Farmaci. Primo semestre 2015: + 8%. Fatturato a 11,7 miliardi. Boom dei nuovi anti Epatite C: + 244% nel primi mesi del 2° semestre

Farmaci. Primo semestre 2015: + 8%. Fatturato a 11,7 miliardi. Boom dei nuovi anti Epatite C: + 244% nel primi mesi del 2° semestre
A trainare il comparto i farmaci ad alta specializzazione consumati prevalentemente in ambito ospedaliero e/o erogati attraverso la distribuzione per nome e per conto a seguito di una ricetta specialistica. Vendite in farmacie in calo nel secondo trimestre ma fatturato complessivo regge. I dati dell’Ims.

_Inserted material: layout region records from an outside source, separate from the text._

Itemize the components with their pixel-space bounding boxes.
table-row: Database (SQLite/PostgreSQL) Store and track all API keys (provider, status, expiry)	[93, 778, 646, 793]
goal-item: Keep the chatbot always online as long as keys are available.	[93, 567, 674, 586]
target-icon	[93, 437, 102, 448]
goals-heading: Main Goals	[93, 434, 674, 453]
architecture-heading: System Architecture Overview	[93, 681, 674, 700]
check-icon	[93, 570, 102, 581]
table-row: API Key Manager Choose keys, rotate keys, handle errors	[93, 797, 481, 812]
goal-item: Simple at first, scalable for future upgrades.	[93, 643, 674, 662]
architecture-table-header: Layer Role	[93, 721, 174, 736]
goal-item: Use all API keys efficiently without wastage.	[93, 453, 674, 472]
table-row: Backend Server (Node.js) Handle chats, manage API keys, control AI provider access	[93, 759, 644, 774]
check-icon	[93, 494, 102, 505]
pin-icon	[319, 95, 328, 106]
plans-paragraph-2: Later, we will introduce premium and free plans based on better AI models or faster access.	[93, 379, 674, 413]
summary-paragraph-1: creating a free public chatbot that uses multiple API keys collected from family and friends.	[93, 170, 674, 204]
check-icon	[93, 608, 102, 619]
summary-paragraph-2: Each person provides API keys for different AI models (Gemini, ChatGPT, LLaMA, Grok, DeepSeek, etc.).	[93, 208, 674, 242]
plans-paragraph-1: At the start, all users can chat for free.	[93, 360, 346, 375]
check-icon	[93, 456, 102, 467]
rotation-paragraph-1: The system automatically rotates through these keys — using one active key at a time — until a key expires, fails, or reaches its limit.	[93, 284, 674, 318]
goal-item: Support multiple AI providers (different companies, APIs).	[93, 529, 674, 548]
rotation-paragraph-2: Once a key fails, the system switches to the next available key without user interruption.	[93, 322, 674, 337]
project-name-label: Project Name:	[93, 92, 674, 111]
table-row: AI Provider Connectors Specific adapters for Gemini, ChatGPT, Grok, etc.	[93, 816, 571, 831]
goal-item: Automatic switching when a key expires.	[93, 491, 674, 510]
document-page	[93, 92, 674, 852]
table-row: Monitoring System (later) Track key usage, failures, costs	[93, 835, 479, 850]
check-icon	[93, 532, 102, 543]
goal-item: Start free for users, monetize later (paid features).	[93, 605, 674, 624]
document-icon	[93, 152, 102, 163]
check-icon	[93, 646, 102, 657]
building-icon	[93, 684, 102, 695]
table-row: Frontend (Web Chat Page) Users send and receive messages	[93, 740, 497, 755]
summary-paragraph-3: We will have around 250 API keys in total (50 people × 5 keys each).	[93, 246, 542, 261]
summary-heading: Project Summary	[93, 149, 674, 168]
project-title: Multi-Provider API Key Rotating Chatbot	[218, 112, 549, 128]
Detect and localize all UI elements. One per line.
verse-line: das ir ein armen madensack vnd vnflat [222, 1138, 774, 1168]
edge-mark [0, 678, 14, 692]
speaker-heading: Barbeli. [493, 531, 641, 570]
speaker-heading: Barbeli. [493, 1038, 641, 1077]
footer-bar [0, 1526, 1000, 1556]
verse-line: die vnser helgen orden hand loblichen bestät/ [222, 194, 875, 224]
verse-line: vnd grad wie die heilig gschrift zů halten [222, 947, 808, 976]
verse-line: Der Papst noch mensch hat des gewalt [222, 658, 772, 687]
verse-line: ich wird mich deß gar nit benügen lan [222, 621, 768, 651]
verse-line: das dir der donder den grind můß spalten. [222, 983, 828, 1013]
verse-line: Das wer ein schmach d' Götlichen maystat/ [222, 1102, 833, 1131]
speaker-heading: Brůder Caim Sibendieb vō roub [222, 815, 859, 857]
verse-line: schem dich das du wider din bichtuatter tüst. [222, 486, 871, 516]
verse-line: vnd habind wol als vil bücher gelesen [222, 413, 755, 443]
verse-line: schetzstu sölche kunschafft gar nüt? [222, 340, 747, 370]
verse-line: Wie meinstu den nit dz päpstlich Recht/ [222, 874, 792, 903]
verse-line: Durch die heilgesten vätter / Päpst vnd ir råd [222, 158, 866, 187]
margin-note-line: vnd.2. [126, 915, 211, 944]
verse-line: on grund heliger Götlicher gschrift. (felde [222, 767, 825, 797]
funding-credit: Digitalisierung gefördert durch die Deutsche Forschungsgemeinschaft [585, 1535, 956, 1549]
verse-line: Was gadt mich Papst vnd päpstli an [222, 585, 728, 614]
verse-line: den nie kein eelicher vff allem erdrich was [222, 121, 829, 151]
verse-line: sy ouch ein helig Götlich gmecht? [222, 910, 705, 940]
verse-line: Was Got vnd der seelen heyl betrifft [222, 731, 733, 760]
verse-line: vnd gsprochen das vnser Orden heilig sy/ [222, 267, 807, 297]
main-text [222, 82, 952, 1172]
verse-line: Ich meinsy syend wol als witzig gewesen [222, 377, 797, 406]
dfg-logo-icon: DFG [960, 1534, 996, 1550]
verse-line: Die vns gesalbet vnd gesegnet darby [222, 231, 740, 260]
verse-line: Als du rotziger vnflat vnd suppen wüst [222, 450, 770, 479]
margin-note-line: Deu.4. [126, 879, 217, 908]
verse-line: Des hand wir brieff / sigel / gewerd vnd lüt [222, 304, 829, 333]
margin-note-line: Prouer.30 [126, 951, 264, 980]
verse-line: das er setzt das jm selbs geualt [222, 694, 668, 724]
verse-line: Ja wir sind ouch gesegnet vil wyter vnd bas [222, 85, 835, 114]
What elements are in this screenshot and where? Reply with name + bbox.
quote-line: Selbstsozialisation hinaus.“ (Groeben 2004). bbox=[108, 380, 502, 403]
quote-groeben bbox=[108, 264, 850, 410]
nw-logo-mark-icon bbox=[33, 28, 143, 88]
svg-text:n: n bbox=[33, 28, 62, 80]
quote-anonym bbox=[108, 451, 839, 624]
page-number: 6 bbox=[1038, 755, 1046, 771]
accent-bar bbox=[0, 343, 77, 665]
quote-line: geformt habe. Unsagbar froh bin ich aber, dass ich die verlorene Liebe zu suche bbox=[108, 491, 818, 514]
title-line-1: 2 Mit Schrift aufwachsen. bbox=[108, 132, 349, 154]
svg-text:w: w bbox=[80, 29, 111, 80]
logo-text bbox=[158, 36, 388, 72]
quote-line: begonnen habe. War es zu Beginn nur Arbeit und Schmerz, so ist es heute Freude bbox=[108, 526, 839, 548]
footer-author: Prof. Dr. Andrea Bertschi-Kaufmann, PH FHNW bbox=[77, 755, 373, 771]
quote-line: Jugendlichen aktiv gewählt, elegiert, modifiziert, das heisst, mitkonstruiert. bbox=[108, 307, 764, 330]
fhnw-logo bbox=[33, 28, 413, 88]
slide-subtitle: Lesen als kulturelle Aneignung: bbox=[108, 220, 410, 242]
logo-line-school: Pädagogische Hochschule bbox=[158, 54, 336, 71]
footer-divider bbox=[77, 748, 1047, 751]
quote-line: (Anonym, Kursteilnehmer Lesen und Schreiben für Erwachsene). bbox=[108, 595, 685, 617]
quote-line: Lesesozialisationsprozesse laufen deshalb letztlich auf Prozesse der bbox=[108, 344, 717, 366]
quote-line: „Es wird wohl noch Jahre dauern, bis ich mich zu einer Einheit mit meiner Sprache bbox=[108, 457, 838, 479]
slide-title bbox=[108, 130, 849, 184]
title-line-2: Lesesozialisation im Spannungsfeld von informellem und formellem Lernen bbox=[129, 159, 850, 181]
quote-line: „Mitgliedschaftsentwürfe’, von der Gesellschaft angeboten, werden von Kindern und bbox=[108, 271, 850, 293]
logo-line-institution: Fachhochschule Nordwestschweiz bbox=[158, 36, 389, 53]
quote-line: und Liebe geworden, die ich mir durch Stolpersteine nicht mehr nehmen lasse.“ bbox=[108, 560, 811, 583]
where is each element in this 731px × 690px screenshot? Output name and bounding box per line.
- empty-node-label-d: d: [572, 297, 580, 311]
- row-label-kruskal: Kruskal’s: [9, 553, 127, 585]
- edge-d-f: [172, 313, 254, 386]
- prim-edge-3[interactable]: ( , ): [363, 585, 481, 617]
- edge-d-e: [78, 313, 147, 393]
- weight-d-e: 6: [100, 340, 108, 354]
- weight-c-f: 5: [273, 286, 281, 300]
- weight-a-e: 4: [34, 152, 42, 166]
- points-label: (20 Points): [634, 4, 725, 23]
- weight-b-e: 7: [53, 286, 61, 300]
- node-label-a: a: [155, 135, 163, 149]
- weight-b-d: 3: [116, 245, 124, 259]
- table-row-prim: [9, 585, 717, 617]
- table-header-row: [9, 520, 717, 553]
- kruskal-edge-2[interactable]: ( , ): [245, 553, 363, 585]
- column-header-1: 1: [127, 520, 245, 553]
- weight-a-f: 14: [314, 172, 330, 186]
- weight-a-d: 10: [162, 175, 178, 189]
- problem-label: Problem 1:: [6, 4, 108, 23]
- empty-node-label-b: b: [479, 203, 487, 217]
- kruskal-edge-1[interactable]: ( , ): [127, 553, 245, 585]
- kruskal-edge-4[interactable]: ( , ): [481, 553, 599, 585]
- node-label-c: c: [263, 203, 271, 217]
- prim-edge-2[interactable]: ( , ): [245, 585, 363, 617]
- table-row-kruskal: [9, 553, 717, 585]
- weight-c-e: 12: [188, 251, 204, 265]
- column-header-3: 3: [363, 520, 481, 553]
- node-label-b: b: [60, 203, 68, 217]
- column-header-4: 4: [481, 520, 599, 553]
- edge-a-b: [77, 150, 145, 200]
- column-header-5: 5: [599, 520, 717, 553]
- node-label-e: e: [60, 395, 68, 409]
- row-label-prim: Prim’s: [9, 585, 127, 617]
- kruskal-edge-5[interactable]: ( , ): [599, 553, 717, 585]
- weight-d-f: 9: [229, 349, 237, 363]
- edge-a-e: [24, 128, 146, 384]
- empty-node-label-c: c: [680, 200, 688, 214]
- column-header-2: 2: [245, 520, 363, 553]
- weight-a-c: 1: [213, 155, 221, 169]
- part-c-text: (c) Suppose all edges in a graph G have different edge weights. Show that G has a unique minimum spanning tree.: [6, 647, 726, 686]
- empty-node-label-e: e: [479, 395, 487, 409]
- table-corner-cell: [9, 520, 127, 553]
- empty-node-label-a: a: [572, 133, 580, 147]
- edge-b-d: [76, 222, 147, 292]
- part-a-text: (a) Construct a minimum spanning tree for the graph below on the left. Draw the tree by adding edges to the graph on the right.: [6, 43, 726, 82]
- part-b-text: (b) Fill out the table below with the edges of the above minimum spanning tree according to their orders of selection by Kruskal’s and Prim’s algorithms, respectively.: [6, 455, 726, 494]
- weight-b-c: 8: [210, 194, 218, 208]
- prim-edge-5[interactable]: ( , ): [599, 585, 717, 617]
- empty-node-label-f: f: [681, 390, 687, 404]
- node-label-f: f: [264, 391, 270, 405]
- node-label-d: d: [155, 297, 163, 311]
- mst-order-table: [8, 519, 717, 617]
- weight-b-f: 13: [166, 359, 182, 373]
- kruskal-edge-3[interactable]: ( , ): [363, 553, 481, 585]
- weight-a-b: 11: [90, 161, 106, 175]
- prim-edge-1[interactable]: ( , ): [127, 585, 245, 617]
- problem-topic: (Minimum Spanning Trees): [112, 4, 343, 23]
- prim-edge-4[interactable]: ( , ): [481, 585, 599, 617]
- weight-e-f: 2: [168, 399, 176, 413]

Anche i primi risultati del secondo trimestre 2015 del mercato farmaceutico confermano l’andamento positivo del settore che per il primo semestre conclude con un fatturato  pari a 11,7 miliardi di euro e con una crescita del +8%a valore rispetto allo stesso periodo del 2014.
 
Questi i dati (calcolati sul realizzo industria ed al prezzo massimo di cessione per il settore ospedaliero) diffusi oggi da IMS Health Italia.
 
Il trend riguarda i farmaci registrati e conferma – si legge in una nota – “che a trainare il mercato è il comparto dei prodotti ad alta specializzazione consumati prevalentemente in ambito ospedaliero e/o erogati attraverso la distribuzione per nome e per conto a seguito di una ricetta specialistica”.
 
Questi due canali – sottolinea l’Ims – rappresentano ormai il  51% del mercato in valori e, nel primo semestre 2015, aumentano complessivamente del 15%  generando circa 770 milioni di euro di crescita grazie ai prodotti antivirali lanciati negli ultimi dodici mesi. La classe degli antivirali ha infatti avuto una crescita esponenziale a seguito del lancio dei nuovi prodotti per la cura della epatite C a fine 2014 (+244% nel secondo trimestre 2015).
 
I farmaci etici (medicinali con obbligo di ricetta) distribuiti in farmacia mantengono il livello a valori pur subendo un rallentamento rispetto ai primi tre mesi dell’anno che erano stati sostenuti dalla stagionalità delle malattie da raffreddamento. I consumi restano comunque in positivo (+1%) specie per le specialità medicinali rimborsate dal SSN.
 
“L’evoluzione dei primi due trimestri del 2015  sta facendo registrare un incremento importante dei tassi di crescita legati allo sviluppo dell’innovazione dice Sergio Liberatore, General Manager IMS Health Italia. “Quest’ondata di nuovi farmaci, dopo alcuni anni di stagnazione della ricerca, avrà impatto nell’immediato futuro e metterà sotto pressione il sistema di finanziamento della spesa farmaceutica”.